The mechanism responsible for the hypocholestermic action of arylsulfonate esters of long chain fatty alcohols has been studied with rats fed either normocholesteremic or hypercholesteremic (1% cholesterol plus 0.5% glycoholate) diets. Linoleyl tosylate is more effective in lowering plasma and liver cholesterol levels of rats on the hypercholesteremic diet than several other hypocholesteremic agents tested. Linoleyl tosylate does not redistribute cholesterol to extrahepatic tissues nor inhibit hepatic cholesterol biosynthesis. Linoleyl tosylate is not effective in counteracting Triton-induced hypercholesteremia nor in lowering plasma cholesterol levels of the suckling rat.
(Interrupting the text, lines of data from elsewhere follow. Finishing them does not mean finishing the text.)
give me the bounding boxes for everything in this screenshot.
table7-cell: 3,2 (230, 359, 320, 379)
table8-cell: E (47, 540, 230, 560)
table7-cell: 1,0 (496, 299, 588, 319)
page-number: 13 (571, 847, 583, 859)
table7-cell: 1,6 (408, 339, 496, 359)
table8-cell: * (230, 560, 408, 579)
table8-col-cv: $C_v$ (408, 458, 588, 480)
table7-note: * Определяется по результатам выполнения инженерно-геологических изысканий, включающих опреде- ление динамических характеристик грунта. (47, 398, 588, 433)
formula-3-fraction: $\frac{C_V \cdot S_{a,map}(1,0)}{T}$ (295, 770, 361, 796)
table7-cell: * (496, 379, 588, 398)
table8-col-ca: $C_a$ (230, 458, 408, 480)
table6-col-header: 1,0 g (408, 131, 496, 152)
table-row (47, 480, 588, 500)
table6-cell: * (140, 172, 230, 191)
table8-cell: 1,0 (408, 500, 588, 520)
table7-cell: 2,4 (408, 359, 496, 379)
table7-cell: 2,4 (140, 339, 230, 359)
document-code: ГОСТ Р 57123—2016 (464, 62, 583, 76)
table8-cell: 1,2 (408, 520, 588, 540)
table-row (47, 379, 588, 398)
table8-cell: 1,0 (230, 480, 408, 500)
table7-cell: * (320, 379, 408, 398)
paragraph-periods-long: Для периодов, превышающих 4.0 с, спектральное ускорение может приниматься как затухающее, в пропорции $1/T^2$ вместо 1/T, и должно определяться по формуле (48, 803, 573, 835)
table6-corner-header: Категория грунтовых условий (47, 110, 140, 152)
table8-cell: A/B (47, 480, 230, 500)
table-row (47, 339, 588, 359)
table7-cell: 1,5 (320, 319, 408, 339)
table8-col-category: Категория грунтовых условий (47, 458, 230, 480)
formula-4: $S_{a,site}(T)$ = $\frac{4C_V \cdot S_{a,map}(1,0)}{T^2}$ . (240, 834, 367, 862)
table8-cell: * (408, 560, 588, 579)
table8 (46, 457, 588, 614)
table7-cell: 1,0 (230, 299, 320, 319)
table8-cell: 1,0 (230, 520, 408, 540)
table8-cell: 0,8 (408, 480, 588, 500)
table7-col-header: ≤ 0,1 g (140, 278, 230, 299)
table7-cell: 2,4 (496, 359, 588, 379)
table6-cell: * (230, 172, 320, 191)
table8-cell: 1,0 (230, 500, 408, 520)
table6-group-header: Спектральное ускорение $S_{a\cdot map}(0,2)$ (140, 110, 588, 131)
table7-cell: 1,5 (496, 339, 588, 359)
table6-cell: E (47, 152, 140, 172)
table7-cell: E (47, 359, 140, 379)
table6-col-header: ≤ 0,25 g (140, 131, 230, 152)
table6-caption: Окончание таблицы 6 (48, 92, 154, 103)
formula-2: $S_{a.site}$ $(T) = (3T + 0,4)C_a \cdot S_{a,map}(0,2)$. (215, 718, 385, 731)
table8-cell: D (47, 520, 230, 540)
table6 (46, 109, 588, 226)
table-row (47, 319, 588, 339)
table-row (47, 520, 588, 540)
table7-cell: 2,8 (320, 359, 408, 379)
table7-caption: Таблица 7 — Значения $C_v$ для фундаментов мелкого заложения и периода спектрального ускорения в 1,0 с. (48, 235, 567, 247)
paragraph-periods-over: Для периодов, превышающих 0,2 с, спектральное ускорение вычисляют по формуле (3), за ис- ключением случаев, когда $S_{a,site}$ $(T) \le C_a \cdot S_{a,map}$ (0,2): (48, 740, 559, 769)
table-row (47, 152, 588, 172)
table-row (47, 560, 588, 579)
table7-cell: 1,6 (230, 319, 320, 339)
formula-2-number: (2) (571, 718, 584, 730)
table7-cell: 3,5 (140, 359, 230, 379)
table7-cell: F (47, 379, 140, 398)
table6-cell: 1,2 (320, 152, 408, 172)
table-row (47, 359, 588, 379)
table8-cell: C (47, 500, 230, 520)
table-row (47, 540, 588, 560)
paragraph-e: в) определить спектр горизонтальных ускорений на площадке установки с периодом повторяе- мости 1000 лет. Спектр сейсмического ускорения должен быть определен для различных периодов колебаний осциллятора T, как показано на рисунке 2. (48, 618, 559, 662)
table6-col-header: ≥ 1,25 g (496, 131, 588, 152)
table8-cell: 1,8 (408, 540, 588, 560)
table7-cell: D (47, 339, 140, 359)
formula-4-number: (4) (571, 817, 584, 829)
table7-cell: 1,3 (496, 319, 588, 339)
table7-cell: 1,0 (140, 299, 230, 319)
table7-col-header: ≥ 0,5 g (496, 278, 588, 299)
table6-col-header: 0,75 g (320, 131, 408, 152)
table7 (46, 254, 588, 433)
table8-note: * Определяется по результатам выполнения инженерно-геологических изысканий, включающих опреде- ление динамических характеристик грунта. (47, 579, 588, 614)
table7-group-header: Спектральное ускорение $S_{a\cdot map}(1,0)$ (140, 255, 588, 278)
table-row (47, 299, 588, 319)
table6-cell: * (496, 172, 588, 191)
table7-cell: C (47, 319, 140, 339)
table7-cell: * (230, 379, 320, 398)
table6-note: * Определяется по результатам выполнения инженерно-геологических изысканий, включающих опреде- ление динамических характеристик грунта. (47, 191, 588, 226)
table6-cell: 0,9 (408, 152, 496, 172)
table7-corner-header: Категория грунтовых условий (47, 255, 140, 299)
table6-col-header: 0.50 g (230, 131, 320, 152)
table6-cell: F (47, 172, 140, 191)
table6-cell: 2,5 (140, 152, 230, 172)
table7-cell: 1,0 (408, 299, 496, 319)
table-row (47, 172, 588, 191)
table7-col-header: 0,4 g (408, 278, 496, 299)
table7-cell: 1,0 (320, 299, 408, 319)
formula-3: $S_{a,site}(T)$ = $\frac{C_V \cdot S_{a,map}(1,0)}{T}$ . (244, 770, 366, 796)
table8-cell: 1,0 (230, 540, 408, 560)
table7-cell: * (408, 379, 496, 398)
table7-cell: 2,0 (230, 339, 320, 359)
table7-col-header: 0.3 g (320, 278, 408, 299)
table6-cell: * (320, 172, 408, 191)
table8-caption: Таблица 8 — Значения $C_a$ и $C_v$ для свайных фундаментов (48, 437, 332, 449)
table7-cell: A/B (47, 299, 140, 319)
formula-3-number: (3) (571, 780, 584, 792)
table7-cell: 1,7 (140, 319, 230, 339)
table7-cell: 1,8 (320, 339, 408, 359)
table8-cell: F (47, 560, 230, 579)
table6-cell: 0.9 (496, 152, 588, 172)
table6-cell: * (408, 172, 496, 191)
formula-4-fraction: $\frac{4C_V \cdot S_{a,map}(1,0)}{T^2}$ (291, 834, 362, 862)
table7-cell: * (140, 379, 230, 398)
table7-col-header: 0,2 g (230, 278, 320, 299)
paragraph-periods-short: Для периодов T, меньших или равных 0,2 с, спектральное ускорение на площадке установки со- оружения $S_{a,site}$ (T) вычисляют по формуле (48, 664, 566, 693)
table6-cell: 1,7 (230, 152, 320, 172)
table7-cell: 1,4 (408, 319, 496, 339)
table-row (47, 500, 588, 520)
Linoleyl tosylate increases the fecal elimination of dietary [4(-14)C] cholesterol and prevents its accumulation in blood and liver. Oleyl p-(n-decyl) benzene sulfonate also prevents the apparent absorption of [26(-14)C] cholesterol from the gastrointestinal tract. Linoleyl tosylate increases the fecal excretion of neutral sterols but not of bile acids. The results indicate that the arylsulfonate esters of long chain fatty alcohols lower body cholesterol levels by inhibiting cholesterol absorption from the gastrointestinal tract. Exactly how absorption is inhibited is not clear, but linoleyl tosylate was found to stimulate the activity of cholesteryl esterase prepared from the intestinal mucosa.